Large public tech companies are retreating to the private world.
A few years ago, a tech start-up’s success hung in the balance of its IPO. In the past several months, however, money spent on acquisitions outpaced public offerings by better than six to one, according to research by both Dow Jones VentureOne and Thomson Financial.

In an unusual market trend, large public tech companies, tired of dealing with the near-term expectations of day traders and the stock market, as well as the long-term headaches of Sarbanes- Oxley compliance, are toying with the idea of retreating to the private world.

Deals currently buzzed about in Silicon Valley rags and major national newspapers include private equity buyouts of public tech giants such as Dell (Nasdaq: DELL), EMC (NYSE: EMC) and Yahoo (Nasdaq: YHOO). The trend was teed off by a $17.6 billion buyout of Freescale Semiconductor by The Blackstone Group in September 2006. On Jan. 23, it was announced that private equity powerhouse Kohlberg Kravis Roberts invested $700 million in Sun Microsystems (Nasdaq: SUNW).

In the past, private equity firms would acquire struggling companies, restructure them to make them profitable and then take them public again under a new, debt-free structure. Tech buyouts change the mold a bit. Large public tech companies aren’t struggling; they tend to have relatively stable growth, strong cash flow and a profitability that allows them to take on debt in a leveraged buyout. The new tech buyout is about profits for both the private equity investor and the public company.

According to those familiar with the buyouts, avoiding the time and expense of Sarbanes-Oxley compliance is not the only motivation for companies to be private. “It’s not so much the hassle from auditors,” says Marc Folladori, partner in international law firm Mayer, Brown, Rowe & Maw. “It’s mostly the costs that the more intense regulatory regime has placed on smaller public companies that don’t have a large financial, accounting and administrative staff.”

Folladori also cites staff retention problems. Smaller companies can’t keep good talent when their finance and accounting staff, overworked from all the additional requirements, keep heading to larger companies that have a need to ramp up their finance and accounting teams, he says. Rita Gunther McGrath, an associate professor at Columbia Business School and co-author of “The Entrepreneurial Mindset,” points to the incredible amount of money now available to hedge funds and private equity investors.

“By taking a company private, changing its management and/or operations, and then exiting via a new IPO, private equity investors can reap enormous financial rewards,” she says. “It used to be that you had to be public to undertake certain types of long-term investments, and that is no longer the case.”

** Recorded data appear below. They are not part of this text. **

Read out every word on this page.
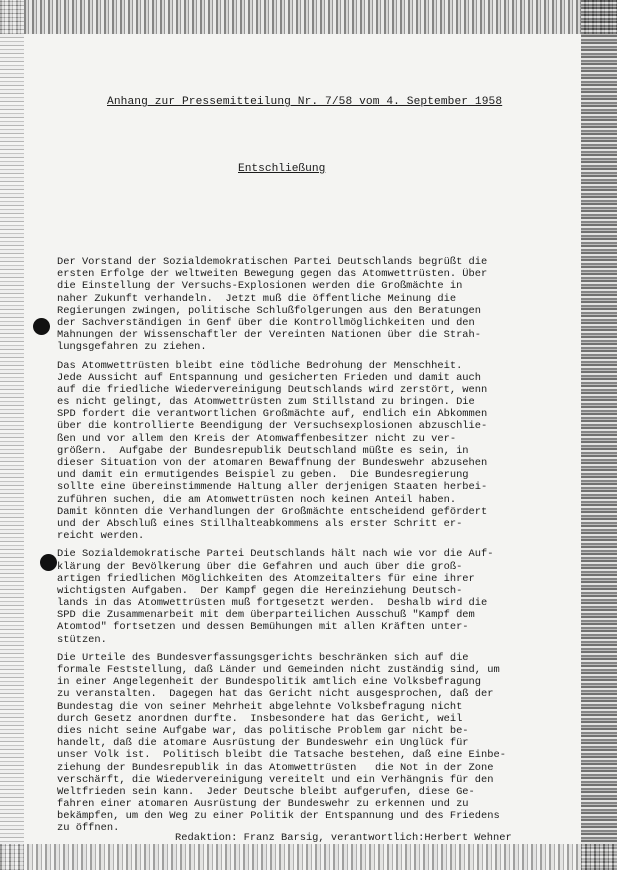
Anhang zur Pressemitteilung Nr. 7/58 vom 4. September 1958
Entschließung
Der Vorstand der Sozialdemokratischen Partei Deutschlands begrüßt die
ersten Erfolge der weltweiten Bewegung gegen das Atomwettrüsten. Über
die Einstellung der Versuchs-Explosionen werden die Großmächte in
naher Zukunft verhandeln.  Jetzt muß die öffentliche Meinung die
Regierungen zwingen, politische Schlußfolgerungen aus den Beratungen
der Sachverständigen in Genf über die Kontrollmöglichkeiten und den
Mahnungen der Wissenschaftler der Vereinten Nationen über die Strah-
lungsgefahren zu ziehen.
Das Atomwettrüsten bleibt eine tödliche Bedrohung der Menschheit.
Jede Aussicht auf Entspannung und gesicherten Frieden und damit auch
auf die friedliche Wiedervereinigung Deutschlands wird zerstört, wenn
es nicht gelingt, das Atomwettrüsten zum Stillstand zu bringen. Die
SPD fordert die verantwortlichen Großmächte auf, endlich ein Abkommen
über die kontrollierte Beendigung der Versuchsexplosionen abzuschlie-
ßen und vor allem den Kreis der Atomwaffenbesitzer nicht zu ver-
größern.  Aufgabe der Bundesrepublik Deutschland müßte es sein, in
dieser Situation von der atomaren Bewaffnung der Bundeswehr abzusehen
und damit ein ermutigendes Beispiel zu geben.  Die Bundesregierung
sollte eine übereinstimmende Haltung aller derjenigen Staaten herbei-
zuführen suchen, die am Atomwettrüsten noch keinen Anteil haben.
Damit könnten die Verhandlungen der Großmächte entscheidend gefördert
und der Abschluß eines Stillhalteabkommens als erster Schritt er-
reicht werden.
Die Sozialdemokratische Partei Deutschlands hält nach wie vor die Auf-
klärung der Bevölkerung über die Gefahren und auch über die groß-
artigen friedlichen Möglichkeiten des Atomzeitalters für eine ihrer
wichtigsten Aufgaben.  Der Kampf gegen die Hereinziehung Deutsch-
lands in das Atomwettrüsten muß fortgesetzt werden.  Deshalb wird die
SPD die Zusammenarbeit mit dem überparteilichen Ausschuß "Kampf dem
Atomtod" fortsetzen und dessen Bemühungen mit allen Kräften unter-
stützen.
Die Urteile des Bundesverfassungsgerichts beschränken sich auf die
formale Feststellung, daß Länder und Gemeinden nicht zuständig sind, um
in einer Angelegenheit der Bundespolitik amtlich eine Volksbefragung
zu veranstalten.  Dagegen hat das Gericht nicht ausgesprochen, daß der
Bundestag die von seiner Mehrheit abgelehnte Volksbefragung nicht
durch Gesetz anordnen durfte.  Insbesondere hat das Gericht, weil
dies nicht seine Aufgabe war, das politische Problem gar nicht be-
handelt, daß die atomare Ausrüstung der Bundeswehr ein Unglück für
unser Volk ist.  Politisch bleibt die Tatsache bestehen, daß eine Einbe-
ziehung der Bundesrepublik in das Atomwettrüsten   die Not in der Zone
verschärft, die Wiedervereinigung vereitelt und ein Verhängnis für den
Weltfrieden sein kann.  Jeder Deutsche bleibt aufgerufen, diese Ge-
fahren einer atomaren Ausrüstung der Bundeswehr zu erkennen und zu
bekämpfen, um den Weg zu einer Politik der Entspannung und des Friedens
zu öffnen.
Redaktion: Franz Barsig, verantwortlich:Herbert Wehner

McGrath also notes the executive motivation for the public-to-private shift. “I think we have forgotten the level of scrutiny and public attention given to the senior executives of public companies,” she says. “It’s more like being a public official or a celebrity these days, and for many of these managers, working for a private company is a blessed opportunity to tell the business press as little as they like and keep their affairs to themselves.”